His mother, Henley Lavarnay, raised her hand tentatively. “I may have once. Allison’s college graduation party, I think it was.”
“And you’re sure this is the same couple?” I asked her.
“Right now,” she said, looking past me toward the body of her dead ex-husband, “I’m not sure of anything.”
“Why don’t we see what’s become of them?” I suggested.
“I’ll tell you what’s become of them,” said the belligerent Tyler. “They hightailed it out of this place when the rest of us rushed in here.”
“Then,” I suggested, “let’s see if they’re still in their room.”
* * *
* * *
When a polite round of knocking on the door to the room occupied by Ian and Faye produced no response, I knocked again, more loudly, then pounded the door hard enough to make my fist ache. None of these efforts achieved any result, leaving me no choice but to wait for Seamus to emerge from his search of Doyle Castavette’s bedroom with pass key card in hand.
I spotted him emerging from the dead man’s suite, with Eugene riding his wake, and I steered him away from the congestion of guests gathered in front of the door to Ian and Faye’s room.
“I’m assuming you found nothing,” I said to Seamus.
“You’re right, Mrs. Fletcher. We checked every hiding place in that room. Behind the curtains, under the bed, in the closet with clothes strung from hangers over suitcases tucked away for the weekend, and finally in the shower.” He shook his head. “Nothing, not a trace. I’d almost venture to say that our killer either disappeared into thin air or was invisible in the first place.”
“Since we can safely rule out both of those options, the killer must have used another means to exit, and perhaps gain access to, the room.”
“Our security software will be able to tell us the sequence of the room’s door lock being tripped.”
“But we know the killer didn’t leave that way, not past all those gathered witnesses, don’t we? Ruling out the door and any possible concealment, what are we left with?”
Seamus shrugged. “The window, I suppose.”
“Did you check it?”
“I couldn’t even see out of it, my good woman. It’s an old-fashioned casement window, and the way it’s frozen over and crusted with snow, I can tell you with some certainty t
hat it hasn’t been opened since the storm’s start.” He seemed to regard the guests gathered before Ian and Faye’s room at the end of the hall, before continuing in a lowered voice. “We did find something inside Mr. Castavette’s closet that will be of significant interest to you, though, Mrs.
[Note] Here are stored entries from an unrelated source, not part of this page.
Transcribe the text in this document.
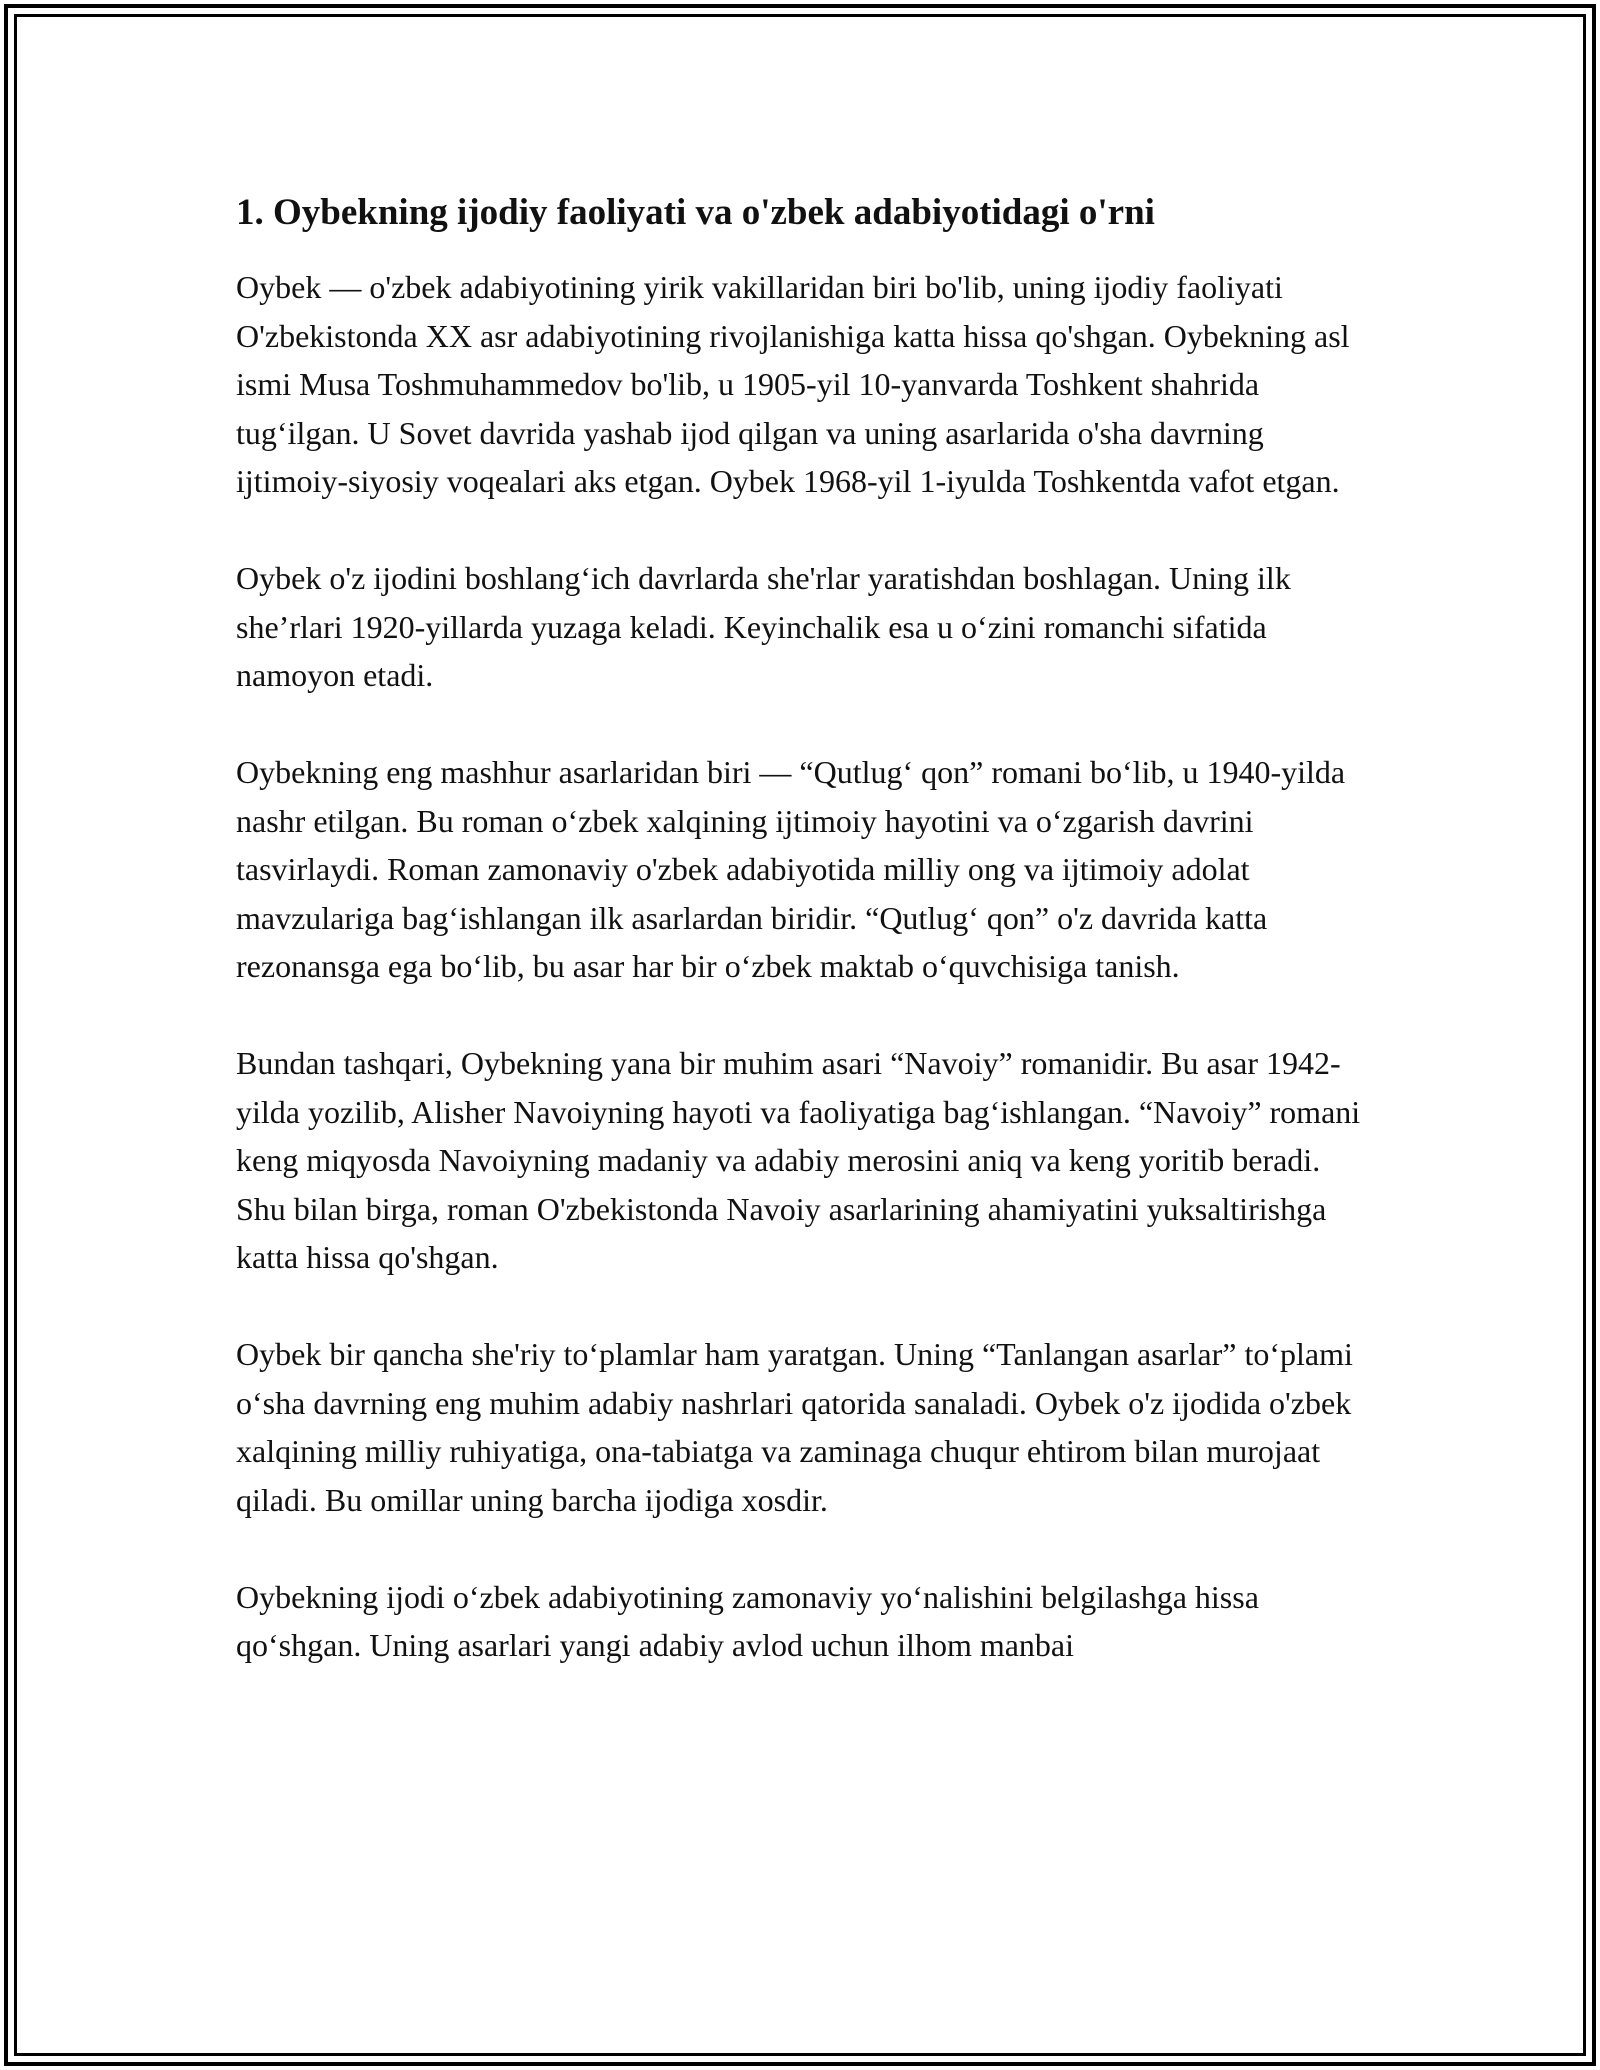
1. Oybekning ijodiy faoliyati va o'zbek adabiyotidagi o'rni

Oybek — o'zbek adabiyotining yirik vakillaridan biri bo'lib, uning ijodiy faoliyati O'zbekistonda XX asr adabiyotining rivojlanishiga katta hissa qo'shgan. Oybekning asl ismi Musa Toshmuhammedov bo'lib, u 1905-yil 10-yanvarda Toshkent shahrida tug‘ilgan. U Sovet davrida yashab ijod qilgan va uning asarlarida o'sha davrning ijtimoiy-siyosiy voqealari aks etgan. Oybek 1968-yil 1-iyulda Toshkentda vafot etgan.

Oybek o'z ijodini boshlang‘ich davrlarda she'rlar yaratishdan boshlagan. Uning ilk she’rlari 1920-yillarda yuzaga keladi. Keyinchalik esa u o‘zini romanchi sifatida namoyon etadi.

Oybekning eng mashhur asarlaridan biri — “Qutlug‘ qon” romani bo‘lib, u 1940-yilda nashr etilgan. Bu roman o‘zbek xalqining ijtimoiy hayotini va o‘zgarish davrini tasvirlaydi. Roman zamonaviy o'zbek adabiyotida milliy ong va ijtimoiy adolat mavzulariga bag‘ishlangan ilk asarlardan biridir. “Qutlug‘ qon” o'z davrida katta rezonansga ega bo‘lib, bu asar har bir o‘zbek maktab o‘quvchisiga tanish.

Bundan tashqari, Oybekning yana bir muhim asari “Navoiy” romanidir. Bu asar 1942-yilda yozilib, Alisher Navoiyning hayoti va faoliyatiga bag‘ishlangan. “Navoiy” romani keng miqyosda Navoiyning madaniy va adabiy merosini aniq va keng yoritib beradi. Shu bilan birga, roman O'zbekistonda Navoiy asarlarining ahamiyatini yuksaltirishga katta hissa qo'shgan.

Oybek bir qancha she'riy to‘plamlar ham yaratgan. Uning “Tanlangan asarlar” to‘plami o‘sha davrning eng muhim adabiy nashrlari qatorida sanaladi. Oybek o'z ijodida o'zbek xalqining milliy ruhiyatiga, ona-tabiatga va zaminaga chuqur ehtirom bilan murojaat qiladi. Bu omillar uning barcha ijodiga xosdir.

Oybekning ijodi o‘zbek adabiyotining zamonaviy yo‘nalishini belgilashga hissa qo‘shgan. Uning asarlari yangi adabiy avlod uchun ilhom manbai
Fletcher.”
I recalled the door hanging awkwardly from its hinges. “I’m listening, Seamus.”
I watched him hedge. “It’s better you see for yourself, ma’am.”
I could feel the eyes of the other guests tightening upon us from down the hall before Ian and Faye’s room. “That will have to wait. There’s something else that requires your attention right now. I assume you have your pass key on you?”
He was already reaching for the key card in his pocket.
* * *
* * *
But his pass key card didn’t work. Seamus swiped the card again and again, drawing only a repeated red flashing signal from the door’s locking system.
“That’s truly odd,” Seamus managed, backing off.
He’d been going nonstop, but strangely, the exertion of swiping the key card again and again took his breath away more than any other exertion of the evening.
“Should we summon Eugene?” I asked him, not even convinced we could yet trust the big bearded man whom a drunken witness might have easily confused with Bigfoot.
Seamus shook his head. “This is a steel fire door. It would take an entire American football team to shoulder through it. I suppose I—”
Before he could continue, the door clicked from the inside and Ian yanked it open.
“What’s the problem?”
* * *
* * *
“We thought you might be dead,” I told them. “Why didn’t you answer the door when I first knocked?”